Chère Madame et Monsieur,

Avant tout laissez-moi vous remercier encore pour les si agréables jours passés à Lausanne et exousez-moi d'avoir tant tardé à vous écrire. C'est que nous avons été jusqu’ à avant-hier continuellement en voyage et qu'une chambre d'hôtel (avec ses tables en général peu solides) invite si peu à prendre la plume. Aussi je vous écris à la table de fer du café Savoia; cette table se trouve dans un jardin qui, le soir, est éclairé par des lampes portatives dont les abat-jours sont couverts par des étoffes colorées qui tombent en pointes: on dirait un peu des drapeaux faits de vieilles jupes. Chaque jour Jacques et moi nous nous installons ici, au beau milieu d'une société bien italienne avec des femmes qui - à nos yeux très-bienveillants - paraissent très-jolies et avec des hommes aux visages caractéristiques. La plupart des vieux messieurs sont portés à ressembler à des grands hommes: on reconnaît facilement plusieurs fois par jour les faces, profils et trois-quarts de M.M. Renan, Victorien Sardou, etc. - voire même de MM. Victor Hugo et Dante Alighieri. Pourtant ce ne sont que des antiquaires - tout au plus; quoique tout le monde en Italie est (je crois) fervent politicien. Les jeunes gens, si leur chevelure ne prend pas la forme papoue, ont les silhouettes des héros de Byron, et quelque chose de fougueux et restreint en même temps, un amalgame de vêtements tout dernier cri et de mentalités dernier siècle. Peut-être faut-il définir les Jeunes-Italie comme des garçons-coiffeurs capables de mourir sur les barricades. Je crois que c'est un peu cela.

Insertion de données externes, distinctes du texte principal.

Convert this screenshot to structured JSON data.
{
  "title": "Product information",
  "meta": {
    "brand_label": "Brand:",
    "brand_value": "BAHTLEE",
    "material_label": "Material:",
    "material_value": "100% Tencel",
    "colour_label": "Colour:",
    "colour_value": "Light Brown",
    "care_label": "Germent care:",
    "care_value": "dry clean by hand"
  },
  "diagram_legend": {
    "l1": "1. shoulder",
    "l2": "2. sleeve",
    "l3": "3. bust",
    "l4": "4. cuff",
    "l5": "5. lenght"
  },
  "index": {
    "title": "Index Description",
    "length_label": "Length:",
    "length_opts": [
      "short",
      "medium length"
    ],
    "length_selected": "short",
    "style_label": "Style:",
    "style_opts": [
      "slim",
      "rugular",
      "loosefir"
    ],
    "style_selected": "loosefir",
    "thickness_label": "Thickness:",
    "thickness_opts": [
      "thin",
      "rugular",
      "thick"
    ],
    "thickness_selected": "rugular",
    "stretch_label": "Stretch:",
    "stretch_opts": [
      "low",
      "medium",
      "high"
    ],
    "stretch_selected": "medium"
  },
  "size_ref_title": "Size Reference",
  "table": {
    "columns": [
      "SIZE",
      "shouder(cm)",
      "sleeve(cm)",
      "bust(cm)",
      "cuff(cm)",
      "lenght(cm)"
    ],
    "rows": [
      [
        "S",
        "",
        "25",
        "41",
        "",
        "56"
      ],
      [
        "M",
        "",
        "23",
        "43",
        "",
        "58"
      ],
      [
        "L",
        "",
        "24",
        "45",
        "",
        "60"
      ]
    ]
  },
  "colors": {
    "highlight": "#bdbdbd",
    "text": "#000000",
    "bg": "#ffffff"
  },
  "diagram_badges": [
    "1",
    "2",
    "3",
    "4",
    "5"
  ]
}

Depuis trois jours - Jacques vous a envoyé le soir de notre arriveé une carte postale, écrite toujours dans ce même jardin - nous sommes à Pise: ville bien plus sympathique que Florence, au point de vue ville, mais bien bien plus pauvre au point de vue art. Ce n'est pas dans le Museo Civico de Pise qu'on se pâmerait devant la peinture italienne; quant aux fresques tant renommés de Benezzo Gozzoli au Campo Santo que nous avons - oh! nos pauvres cuisses et mollets! - regardés aujourd'hui, cela ne nous a guère enthousiasmés. Nous avons été bien contents de retrouver après cela notre jardin, du thé et de la bière. Devant ces fresques poussièreuses, marchant au-dessus d'une poussière funèbre d'ailleurs, même le tableau de l'Ivresse de Noé ne nous a inspiré que de la soif. C'est peut-être que nous n'avons pas le fond assez religieux. Et pourtant....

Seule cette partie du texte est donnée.